Leaving for Yue Today and Arriving Yesterday
Little is known about the ancient Chinese philosopher Huizi (or Hui Tzu, c. 300 BCE), but some of his paradoxes survive in the remoter chapters of the Zhuangzi. It's diverting to consider what reasoning might lie behind them. For example:
* I left for Yue today and arrived yesterday.
* I know the center of the world: It is north of Yen [in the north] and south of Yue [in the south].
* An egg has feathers.
* Wheels never touch the ground.
* No matter how swift the barbed arrow, there are times when it is neither moving nor at rest.
* Take a pole one foot long, cut away half of it every day, and at the end of ten thousand generations there will still be some left.
[Burton Watson, trans., except the first which is mine.]
The last two of these paradoxes are surprisingly close to Zero's famous paradoxes of motion in ancient Greece. (It is highly doubtful there was any influence.)

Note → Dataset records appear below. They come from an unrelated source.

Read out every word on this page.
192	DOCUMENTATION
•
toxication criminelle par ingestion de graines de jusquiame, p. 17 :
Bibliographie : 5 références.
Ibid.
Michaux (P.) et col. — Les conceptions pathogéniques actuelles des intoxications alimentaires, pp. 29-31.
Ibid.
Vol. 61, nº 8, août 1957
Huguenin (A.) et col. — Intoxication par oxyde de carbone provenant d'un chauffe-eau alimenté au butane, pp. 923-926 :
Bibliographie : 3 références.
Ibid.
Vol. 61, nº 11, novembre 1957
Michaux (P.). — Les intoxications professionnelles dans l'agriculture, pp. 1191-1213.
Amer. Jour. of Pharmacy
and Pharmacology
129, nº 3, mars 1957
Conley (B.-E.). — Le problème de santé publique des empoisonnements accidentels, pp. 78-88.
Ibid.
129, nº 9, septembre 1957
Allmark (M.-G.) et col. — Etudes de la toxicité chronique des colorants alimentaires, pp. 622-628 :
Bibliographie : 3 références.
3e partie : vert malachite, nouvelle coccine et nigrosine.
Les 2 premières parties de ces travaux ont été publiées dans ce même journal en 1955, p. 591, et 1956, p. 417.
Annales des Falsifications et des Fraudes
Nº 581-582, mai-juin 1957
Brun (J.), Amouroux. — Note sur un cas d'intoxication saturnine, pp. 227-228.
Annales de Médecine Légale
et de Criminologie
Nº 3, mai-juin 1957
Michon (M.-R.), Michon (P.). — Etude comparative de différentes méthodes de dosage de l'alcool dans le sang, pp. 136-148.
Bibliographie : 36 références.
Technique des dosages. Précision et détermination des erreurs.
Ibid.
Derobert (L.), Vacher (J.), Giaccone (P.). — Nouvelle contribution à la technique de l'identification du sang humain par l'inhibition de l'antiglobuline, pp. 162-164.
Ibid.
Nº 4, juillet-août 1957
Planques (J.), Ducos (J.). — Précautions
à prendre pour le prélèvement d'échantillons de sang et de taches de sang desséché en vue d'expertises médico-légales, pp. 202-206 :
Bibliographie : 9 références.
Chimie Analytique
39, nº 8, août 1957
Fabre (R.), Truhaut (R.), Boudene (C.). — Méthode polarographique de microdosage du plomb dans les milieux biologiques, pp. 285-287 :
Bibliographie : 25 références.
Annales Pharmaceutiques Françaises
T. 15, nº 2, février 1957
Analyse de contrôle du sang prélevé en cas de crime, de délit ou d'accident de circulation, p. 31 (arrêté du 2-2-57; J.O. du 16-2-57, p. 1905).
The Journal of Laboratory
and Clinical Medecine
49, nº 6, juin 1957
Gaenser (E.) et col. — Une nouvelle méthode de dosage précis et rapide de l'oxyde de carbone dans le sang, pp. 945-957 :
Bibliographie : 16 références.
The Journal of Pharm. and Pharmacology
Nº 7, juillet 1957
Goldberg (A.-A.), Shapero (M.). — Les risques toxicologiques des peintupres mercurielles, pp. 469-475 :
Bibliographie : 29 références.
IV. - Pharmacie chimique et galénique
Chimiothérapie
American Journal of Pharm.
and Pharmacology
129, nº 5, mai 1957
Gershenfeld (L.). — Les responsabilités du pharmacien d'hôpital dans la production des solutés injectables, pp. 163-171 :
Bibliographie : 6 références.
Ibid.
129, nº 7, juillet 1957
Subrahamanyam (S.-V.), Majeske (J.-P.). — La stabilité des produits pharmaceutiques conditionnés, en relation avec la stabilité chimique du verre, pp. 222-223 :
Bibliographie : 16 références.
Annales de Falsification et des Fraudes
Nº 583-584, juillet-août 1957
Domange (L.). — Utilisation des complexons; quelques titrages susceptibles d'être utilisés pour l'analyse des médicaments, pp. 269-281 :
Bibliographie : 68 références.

Consider the first of these: I left for Yue today and arrived yesterday. Is there any way to make sense of it?
Well, the following are plausible principles:
(a.) The last day you are in a locale is the day you left.

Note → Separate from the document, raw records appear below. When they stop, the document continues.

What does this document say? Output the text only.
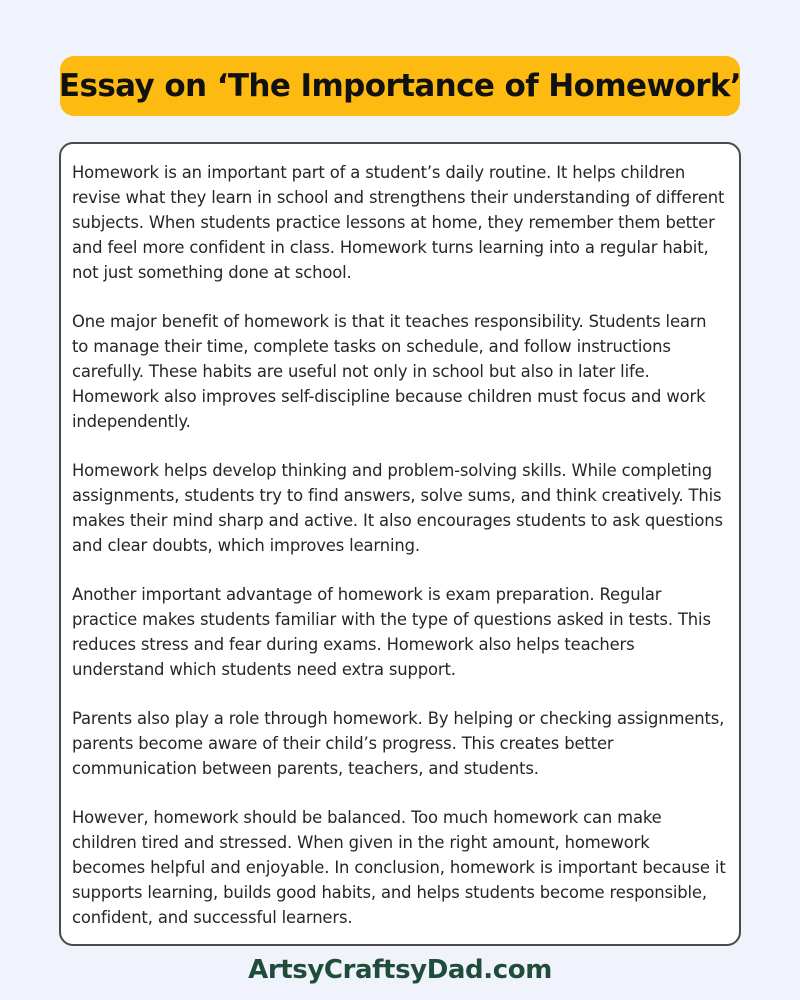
Essay on ‘The Importance of Homework’

Homework is an important part of a student’s daily routine. It helps children revise what they learn in school and strengthens their understanding of different subjects. When students practice lessons at home, they remember them better and feel more confident in class. Homework turns learning into a regular habit, not just something done at school.

One major benefit of homework is that it teaches responsibility. Students learn to manage their time, complete tasks on schedule, and follow instructions carefully. These habits are useful not only in school but also in later life. Homework also improves self-discipline because children must focus and work independently.

Homework helps develop thinking and problem-solving skills. While completing assignments, students try to find answers, solve sums, and think creatively. This makes their mind sharp and active. It also encourages students to ask questions and clear doubts, which improves learning.

Another important advantage of homework is exam preparation. Regular practice makes students familiar with the type of questions asked in tests. This reduces stress and fear during exams. Homework also helps teachers understand which students need extra support.

Parents also play a role through homework. By helping or checking assignments, parents become aware of their child’s progress. This creates better communication between parents, teachers, and students.

However, homework should be balanced. Too much homework can make children tired and stressed. When given in the right amount, homework becomes helpful and enjoyable. In conclusion, homework is important because it supports learning, builds good habits, and helps students become responsible, confident, and successful learners.

ArtsyCraftsyDad.com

(b.) The first day you are in a locale is the day you arrived.
(c.) You are in a locale if at least 50% of your body is in that locale.
Now suppose I crossed over the border of Yue at exactly midnight, so that 50% of my body was in my home state at that instant and 50% was in Yue at that instant. It follows from (c) that:
(d.) I was in my home state both yesterday and today.
(e.) I was in Yue both yesterday and today.
By (a) and (d), I left for Yue today. However, by (b) and (e), I arrived yesterday.